The average real estate investment trust (REIT), using Vanguard Real Estate ETF as a proxy, was off by roughly 8% in pandemic-ravaged 2020. But that's a mix of the good and bad and doesn't actually tell you the whole story. That's why it is so interesting to see that highly focused Digital Realty Trust (NYSE:DLR) was up 16% in 2020, according to data from S&P Global Market Intelligence.
Meanwhile, more diversified REIT W.P. Carey (NYSE:WPC) and Brookfield Property Partners (NASDAQ:BPY) were down roughly 12% and 21%, respectively. Those very different performance numbers hint at an interesting story. It's worth taking a few moments to dig in here.
When investors look back at 2020, the big story will invariably be the coronavirus pandemic. That makes total sense given the worldwide impact and the disruption it caused to everyday life. That's the backstory for the stock market gains at real estate investment trust Digital Realty: As non-essential businesses got shut down and people practiced social distancing, much of the world shifted online. And Digital Realty owns a global portfolio of roughly 280 data centers.
In fact, through the first nine months of 2020, Digital Realty's rental revenue was up 17% year over year. So it basically didn't skip a beat despite the pandemic as it continued to push forward on its growth agenda. Investors seeking out safe real estate harbors during the storm flocked to the stock based on its continued success and its digital focus. That makes pretty good sense.
At the other ends of the spectrum were names like W.P. Carey and Brookfield Property, which both own diversified portfolios.
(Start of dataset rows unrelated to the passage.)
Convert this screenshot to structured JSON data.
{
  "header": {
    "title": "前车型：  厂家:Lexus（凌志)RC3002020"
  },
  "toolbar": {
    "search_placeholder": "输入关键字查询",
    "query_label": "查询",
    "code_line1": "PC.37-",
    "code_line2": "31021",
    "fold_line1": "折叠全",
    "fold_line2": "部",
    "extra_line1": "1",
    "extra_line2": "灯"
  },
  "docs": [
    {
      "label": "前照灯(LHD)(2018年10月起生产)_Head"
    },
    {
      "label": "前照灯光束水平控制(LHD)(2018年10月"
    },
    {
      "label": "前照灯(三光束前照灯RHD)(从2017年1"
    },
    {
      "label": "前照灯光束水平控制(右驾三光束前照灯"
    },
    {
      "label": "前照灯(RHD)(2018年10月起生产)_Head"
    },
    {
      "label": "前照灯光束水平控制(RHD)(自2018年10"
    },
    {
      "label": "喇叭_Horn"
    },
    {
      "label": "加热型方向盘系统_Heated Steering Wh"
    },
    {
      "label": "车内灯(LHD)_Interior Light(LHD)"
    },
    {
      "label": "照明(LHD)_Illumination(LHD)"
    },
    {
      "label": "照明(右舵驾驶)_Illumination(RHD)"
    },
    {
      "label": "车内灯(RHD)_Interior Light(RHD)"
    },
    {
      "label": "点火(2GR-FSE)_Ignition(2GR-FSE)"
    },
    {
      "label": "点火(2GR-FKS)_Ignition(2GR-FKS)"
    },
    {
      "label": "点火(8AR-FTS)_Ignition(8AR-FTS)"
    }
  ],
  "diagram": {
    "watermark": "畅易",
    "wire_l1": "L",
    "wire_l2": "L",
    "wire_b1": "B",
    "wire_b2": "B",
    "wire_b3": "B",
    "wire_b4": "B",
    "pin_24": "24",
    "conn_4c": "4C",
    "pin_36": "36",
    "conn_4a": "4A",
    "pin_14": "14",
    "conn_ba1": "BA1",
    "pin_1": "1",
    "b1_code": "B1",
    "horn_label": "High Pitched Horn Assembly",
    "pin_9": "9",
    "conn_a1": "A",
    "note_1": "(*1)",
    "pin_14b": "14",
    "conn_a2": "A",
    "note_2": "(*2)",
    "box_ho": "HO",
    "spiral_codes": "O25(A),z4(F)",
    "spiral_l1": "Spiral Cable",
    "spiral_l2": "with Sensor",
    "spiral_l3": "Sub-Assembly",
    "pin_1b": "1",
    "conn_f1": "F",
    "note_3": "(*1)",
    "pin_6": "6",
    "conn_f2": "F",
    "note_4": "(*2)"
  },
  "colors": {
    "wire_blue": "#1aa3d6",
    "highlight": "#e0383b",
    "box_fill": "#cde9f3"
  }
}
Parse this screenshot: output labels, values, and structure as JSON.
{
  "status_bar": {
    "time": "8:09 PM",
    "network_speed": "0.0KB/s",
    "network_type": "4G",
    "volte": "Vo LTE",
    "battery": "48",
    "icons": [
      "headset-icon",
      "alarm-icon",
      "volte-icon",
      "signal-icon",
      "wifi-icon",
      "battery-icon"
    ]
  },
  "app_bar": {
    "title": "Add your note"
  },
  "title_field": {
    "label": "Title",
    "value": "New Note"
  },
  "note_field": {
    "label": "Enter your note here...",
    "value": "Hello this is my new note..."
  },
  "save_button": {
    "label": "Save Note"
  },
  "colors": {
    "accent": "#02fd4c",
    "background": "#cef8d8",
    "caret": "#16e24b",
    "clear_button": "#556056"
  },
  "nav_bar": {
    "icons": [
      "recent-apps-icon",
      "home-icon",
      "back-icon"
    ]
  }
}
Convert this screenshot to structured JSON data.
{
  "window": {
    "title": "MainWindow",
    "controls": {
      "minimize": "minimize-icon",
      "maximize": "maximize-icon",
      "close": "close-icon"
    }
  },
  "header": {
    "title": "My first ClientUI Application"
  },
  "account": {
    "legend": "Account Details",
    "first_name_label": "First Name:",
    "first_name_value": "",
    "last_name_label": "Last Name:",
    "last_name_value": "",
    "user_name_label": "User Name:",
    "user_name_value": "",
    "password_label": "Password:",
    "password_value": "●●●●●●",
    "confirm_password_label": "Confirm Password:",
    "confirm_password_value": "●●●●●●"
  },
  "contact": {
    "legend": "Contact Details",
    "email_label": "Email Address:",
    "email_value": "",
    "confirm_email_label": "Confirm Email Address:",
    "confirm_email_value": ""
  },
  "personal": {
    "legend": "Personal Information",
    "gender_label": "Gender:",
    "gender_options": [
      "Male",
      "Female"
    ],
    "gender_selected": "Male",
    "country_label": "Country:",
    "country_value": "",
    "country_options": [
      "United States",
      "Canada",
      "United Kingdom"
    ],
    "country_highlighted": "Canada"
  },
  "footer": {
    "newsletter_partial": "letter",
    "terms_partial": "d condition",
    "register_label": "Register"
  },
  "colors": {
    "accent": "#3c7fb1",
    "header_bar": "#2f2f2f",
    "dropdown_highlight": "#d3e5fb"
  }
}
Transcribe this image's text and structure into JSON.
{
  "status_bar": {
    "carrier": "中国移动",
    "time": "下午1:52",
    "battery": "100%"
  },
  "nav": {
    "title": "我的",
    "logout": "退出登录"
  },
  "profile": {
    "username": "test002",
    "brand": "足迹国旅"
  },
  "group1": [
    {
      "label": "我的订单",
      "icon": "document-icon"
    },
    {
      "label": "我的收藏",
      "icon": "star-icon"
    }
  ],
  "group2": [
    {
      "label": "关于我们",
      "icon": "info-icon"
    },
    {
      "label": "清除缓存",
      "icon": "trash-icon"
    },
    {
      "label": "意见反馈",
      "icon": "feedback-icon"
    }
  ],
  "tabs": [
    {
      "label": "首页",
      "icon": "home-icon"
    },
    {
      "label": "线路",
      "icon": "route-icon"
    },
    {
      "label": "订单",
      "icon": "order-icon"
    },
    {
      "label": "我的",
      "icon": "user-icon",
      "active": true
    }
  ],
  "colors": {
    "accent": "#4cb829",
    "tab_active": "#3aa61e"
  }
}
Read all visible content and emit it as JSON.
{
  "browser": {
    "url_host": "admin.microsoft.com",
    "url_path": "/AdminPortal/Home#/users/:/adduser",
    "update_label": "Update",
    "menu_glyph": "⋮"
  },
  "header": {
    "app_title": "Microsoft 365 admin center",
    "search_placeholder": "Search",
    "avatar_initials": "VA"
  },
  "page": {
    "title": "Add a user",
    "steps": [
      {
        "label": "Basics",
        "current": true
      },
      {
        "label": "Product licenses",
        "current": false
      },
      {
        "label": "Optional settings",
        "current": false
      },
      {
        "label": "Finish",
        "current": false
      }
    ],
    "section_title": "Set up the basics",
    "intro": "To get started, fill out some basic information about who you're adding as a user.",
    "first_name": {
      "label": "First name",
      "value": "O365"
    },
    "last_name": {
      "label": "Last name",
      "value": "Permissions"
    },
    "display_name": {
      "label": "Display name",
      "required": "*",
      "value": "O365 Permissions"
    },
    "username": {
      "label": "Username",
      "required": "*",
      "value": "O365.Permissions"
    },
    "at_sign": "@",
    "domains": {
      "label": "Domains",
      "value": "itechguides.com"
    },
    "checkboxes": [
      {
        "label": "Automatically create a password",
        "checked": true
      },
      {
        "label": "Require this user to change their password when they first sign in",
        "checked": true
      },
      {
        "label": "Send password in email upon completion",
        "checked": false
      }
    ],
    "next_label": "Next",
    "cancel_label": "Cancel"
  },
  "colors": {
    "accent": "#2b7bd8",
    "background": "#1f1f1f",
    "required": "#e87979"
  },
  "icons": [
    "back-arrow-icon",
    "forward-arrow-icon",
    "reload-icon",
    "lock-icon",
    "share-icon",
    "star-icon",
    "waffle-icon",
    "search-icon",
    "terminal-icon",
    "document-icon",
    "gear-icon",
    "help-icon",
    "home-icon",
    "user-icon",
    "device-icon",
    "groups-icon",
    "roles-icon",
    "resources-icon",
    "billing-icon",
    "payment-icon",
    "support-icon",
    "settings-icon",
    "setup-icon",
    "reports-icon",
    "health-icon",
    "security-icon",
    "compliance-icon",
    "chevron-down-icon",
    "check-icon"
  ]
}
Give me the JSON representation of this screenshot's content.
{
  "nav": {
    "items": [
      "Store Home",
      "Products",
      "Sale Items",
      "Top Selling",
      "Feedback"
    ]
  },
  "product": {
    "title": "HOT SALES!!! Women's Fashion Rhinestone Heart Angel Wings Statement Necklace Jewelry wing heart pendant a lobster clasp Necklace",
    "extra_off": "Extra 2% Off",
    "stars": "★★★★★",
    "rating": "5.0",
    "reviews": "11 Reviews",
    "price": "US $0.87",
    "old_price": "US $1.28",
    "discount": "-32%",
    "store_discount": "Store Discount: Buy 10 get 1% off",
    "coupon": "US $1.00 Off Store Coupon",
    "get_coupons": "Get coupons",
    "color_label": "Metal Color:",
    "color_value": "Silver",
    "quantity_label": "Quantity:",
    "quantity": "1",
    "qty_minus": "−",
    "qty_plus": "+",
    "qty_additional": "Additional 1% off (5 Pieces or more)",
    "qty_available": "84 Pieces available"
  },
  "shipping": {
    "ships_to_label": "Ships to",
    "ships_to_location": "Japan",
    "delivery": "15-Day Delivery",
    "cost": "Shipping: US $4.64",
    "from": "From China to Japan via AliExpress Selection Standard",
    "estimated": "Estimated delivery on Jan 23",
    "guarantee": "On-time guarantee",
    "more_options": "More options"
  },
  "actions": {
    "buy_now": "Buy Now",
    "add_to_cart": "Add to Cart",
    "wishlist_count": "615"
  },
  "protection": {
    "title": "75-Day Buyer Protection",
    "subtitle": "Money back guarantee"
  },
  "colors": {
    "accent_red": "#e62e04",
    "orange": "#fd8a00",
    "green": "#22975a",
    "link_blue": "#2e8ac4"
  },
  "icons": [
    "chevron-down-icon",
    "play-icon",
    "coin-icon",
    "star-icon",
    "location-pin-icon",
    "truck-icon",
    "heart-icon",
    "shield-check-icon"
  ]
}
W.P. Carey's business spans across the industrial (24% of rents), warehouse (23%), office (23%), retail (17%), and self-storage (5%) sectors (a sizable "other" category makes up the rest). While the industrial and warehouse portfolios were net beneficiaries of the online shift (thanks to internet retailing), office and retail were both on the losing end of the stick in 2020. Investors reacted by selling the stock, despite the fact that its rent collection rates never dipped below 96%. For long-term investors, however, this might actually be a buying opportunity -- and note that the REIT's generous 5.9% yield is backed by over two decades of annual dividend increases (including four in 2020).
Brookfield Property is also diversified, but it's in even "worse" property segments, which helps explain why it was the biggest laggard of this trio. The master limited partnership's portfolio is spread across the office, retail, multifamily, industrial, hospitality, triple net lease, self-storage, student housing, and manufactured housing sectors. The "retail" component, meanwhile, is largely malls, one of the hardest-hit sectors. That said, the office component wasn't far behind, given that social distancing also meant working from home became a big trend. Those two segments make up roughly 85% of Brookfield Property's rent roll, so its positioning going into the coronavirus pandemic was extremely bad.
That's notable because management was questioned about the distribution's safety during Brookfield Property's third-quarter 2020 earnings conference call -- even after a roughly 10% distribution cut in the second quarter. Basically, the partnership is sticking to the current payout for now because it believes that performance will improve, even though it may mean leaning on the balance sheet to cover the payment. That's not the case at W.P. Carey -- so the sell-off at Brookfield Property may have it looking cheap right now, but it's probably more appropriate for aggressive investors.
That is even more true now that Brookfield Property's external manager, Brookfield Asset Management (NYSE:BAM) has offered to buy the shares of Brookfield Property that it doesn't already own for $16.50 per share. Brookfield Asset Management tends to be fairly opportunistic when it comes to buying and selling assets. So it's likely that Brookfield Asset Management either believes Brookfield Property is trading on the cheap or it wants to sit with the current property investments until they rebound without Wall Street looking over its shoulder. Brookfield Property rose on the news, erasing a portion of the 2020 loss, but now its really more of a special situations play, which is a type of investing that requires a little more work and, at times, risk.
The divergent fortunes of Digital Realty, W.P. Carey, and Brookfield Property in 2020 provide an interesting look at both the reality that REITs faced last year and the impact of investor sentiment. Digital Realty was in the right place at the right time, and investors logically rewarded it for that. W.P. Carey has a mix of assets, but its underlying performance was quite strong. Being in a few of the out-of-favor sectors, however, led investors to dump the stock -- perhaps opening up a buying opportunity for long-term investors. Brookfield Property's business, meanwhile, is heavily weighted toward office and malls, two of the worst-performing segments of the REIT space last year. And while the stock has made news-driven gains on the first trading day of 2021, the buyout offer from parent Brookfield Asset Management has turned it into a special situation stock, which isn't a great fit for most investors.
All in all, 2020 was a rough year for REITs -- but if you look closely enough, there are still some bright spots, and perhaps even some buying opportunities as 2021 gets under way.